Resurfacing the city
We’re breaking a pattern here on the blog and writing—directly and unabashedly (ok, maybe more directly and unabashedly than usual)—about one of our own projects. We recently finished designing, fabricating and installing a miniature park, in the parking lane of 22nd Street at Bartlett in the Mission District. The site for this “parklet” was carved out of the regulatory structure by the City of San Francisco itself through its Pavement to Parks program, which looks to underutilitized and surplus areas of asphalt in the city as sites for potential reprogramming of and experimentation on the urban landscape. By casting these projects as temporary experiments, the program opens up a deceptively simple alternative path to citymaking: a series of spatial improvisations, given permission to be both graceful or clumsy, but which may suggest a few ideas we want to keep. In contrast to our more familiar American modes of technocratically driven, convulsive public process, this notion is more akin to the artist’s practice of sketching until right form emerges. Projects are deemed temporary until the public has had six to twelve months to try them out, at which point removal, corrections or permanent improvements can be made.
Our notion for the park was that it be assembled of a series of blocks, each of which served a unique programmatic function. This modular system could be arranged a number of ways depending on the site conditions, and if experimentation revealed news about human occupation of the site over time, the design could respond through re-arrangement of its parts. The blocks turned out to be three feet wide by seven feet long, made of steel and bamboo decking. Some were seats, some were tables. Some were left “blank”, in fact it might have been good to leave even more blank. We tried to make the blocks sinuous, like the surface of a carpet that has been wrinkled in different ways. And yes, they do kind of look like those benches outside the De Young, don’t they? We like those benches.
We’re working on a second version of the system for more widespread use as city permitting opens up new sites. It is interesting to be designing a large product, made to be comfortable and expressive, specifically for the parking lane, that isn’t a vehicle. Until now, cars have held fief over this territory because they express a level of mass, craft and capital that entitles them to it, at least psychologically. A car is a body, a breathing, purring thing that can both cradle and conquer.
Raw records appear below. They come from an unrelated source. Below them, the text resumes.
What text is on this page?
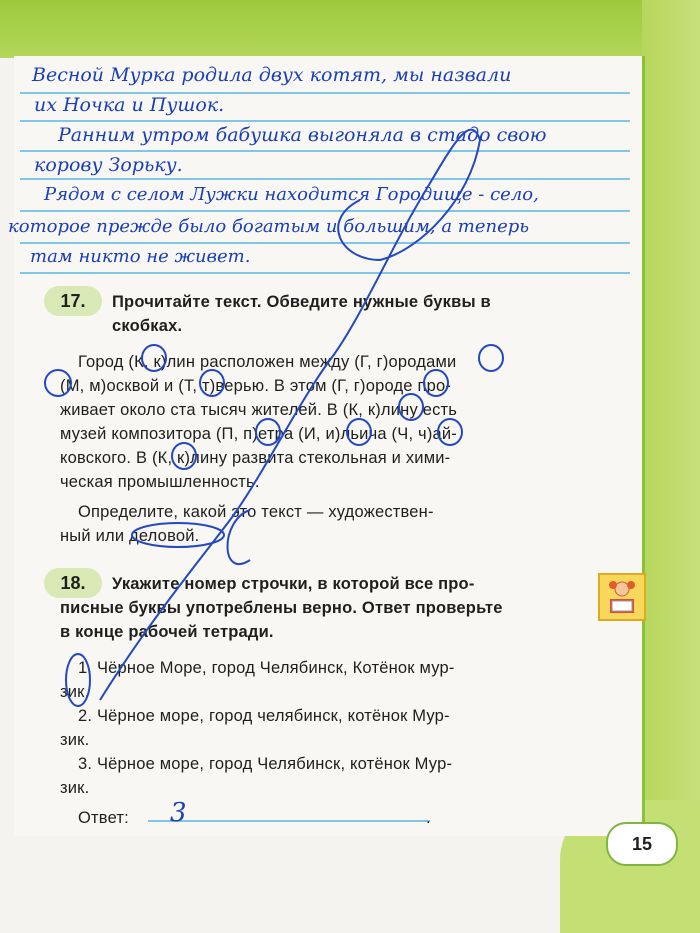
Весной Мурка родила двух котят, мы назвали
их Ночка и Пушок.
Ранним утром бабушка выгоняла в стадо свою
корову Зорьку.
Рядом с селом Лужки находится Городище - село,
которое прежде было богатым и большим, а теперь
там никто не живет.
17.	Прочитайте текст. Обведите нужные буквы в скобках.
Город (К, к)лин расположен между (Г, г)ородами
(М, м)осквой и (Т, т)верью. В этом (Г, г)ороде про-
живает около ста тысяч жителей. В (К, к)лину есть
музей композитора (П, п)етра (И, и)льича (Ч, ч)ай-
ковского. В (К, к)лину развита стекольная и хими-
ческая промышленность.
Определите, какой это текст — художествен-
ный или деловой.
18.	Укажите номер строчки, в которой все про-
писные буквы употреблены верно. Ответ проверьте
в конце рабочей тетради.
1. Чёрное Море, город Челябинск, Котёнок мур-
зик.
2. Чёрное море, город челябинск, котёнок Мур-
зик.
3. Чёрное море, город Челябинск, котёнок Мур-
зик.
Ответ:	3	.
15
It sits, plump with importance, wherever it is left. It cannot be moved, except by a larger vehicle. Arguably, it takes a bit to compete with that. Experiments in displacing cars with human bodies and quickly improvised spaces have been promising, but can feel provisional. If design is an agent of programmatic change, setting in motion an evolutionary course, then let us find a new, energetic joy and generosity for urban spaces and use design to express it. It is that same ecstasy that gave us fins and chrome fifty years ago. Let us continue to play with art and design in our streets, as we always have, but recognize the agency of that design: it creates our priorities as much as it is created by them.
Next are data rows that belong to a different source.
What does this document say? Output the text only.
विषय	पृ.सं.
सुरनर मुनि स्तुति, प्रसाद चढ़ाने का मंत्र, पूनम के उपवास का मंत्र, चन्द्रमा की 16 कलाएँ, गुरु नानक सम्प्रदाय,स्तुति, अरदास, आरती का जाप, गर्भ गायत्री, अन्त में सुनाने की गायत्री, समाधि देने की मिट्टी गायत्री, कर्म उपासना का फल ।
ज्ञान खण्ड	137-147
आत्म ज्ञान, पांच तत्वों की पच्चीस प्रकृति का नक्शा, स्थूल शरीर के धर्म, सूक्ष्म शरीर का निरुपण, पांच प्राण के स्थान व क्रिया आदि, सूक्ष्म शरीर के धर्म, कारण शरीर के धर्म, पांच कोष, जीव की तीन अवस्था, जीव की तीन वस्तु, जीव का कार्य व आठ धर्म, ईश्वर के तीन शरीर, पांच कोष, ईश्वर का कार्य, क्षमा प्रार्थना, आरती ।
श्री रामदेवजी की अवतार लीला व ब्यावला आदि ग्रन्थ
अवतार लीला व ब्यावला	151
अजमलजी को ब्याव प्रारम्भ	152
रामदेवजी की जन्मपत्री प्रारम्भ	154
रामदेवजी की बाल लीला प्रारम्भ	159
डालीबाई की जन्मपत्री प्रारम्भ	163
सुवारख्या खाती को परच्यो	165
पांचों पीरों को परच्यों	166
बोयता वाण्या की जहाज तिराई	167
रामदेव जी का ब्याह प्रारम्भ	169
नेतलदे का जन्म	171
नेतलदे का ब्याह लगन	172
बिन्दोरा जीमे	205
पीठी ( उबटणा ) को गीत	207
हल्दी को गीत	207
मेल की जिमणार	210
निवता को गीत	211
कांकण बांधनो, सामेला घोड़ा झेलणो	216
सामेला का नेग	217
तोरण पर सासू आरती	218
I’m turning to Alex Wall, who writes that “this is less design as passive ameliorant and more as active accelerant, staging and setting up new conditions for uncertain futures.” How will people use temporary parks? We don’t know. Will they change expectations of the street? The social life of the street seems to have already inhabited these new spaces, unselfconsciously. The future is uncertain since as we embark on a major reprogramming of the urban surface, perhaps the biggest since we last reprogrammed it in mid-last-century and set in motion an open-ended evolution around the automobile. We greet this task with an emphatic YES and a hunger for the myriad new forms it will take.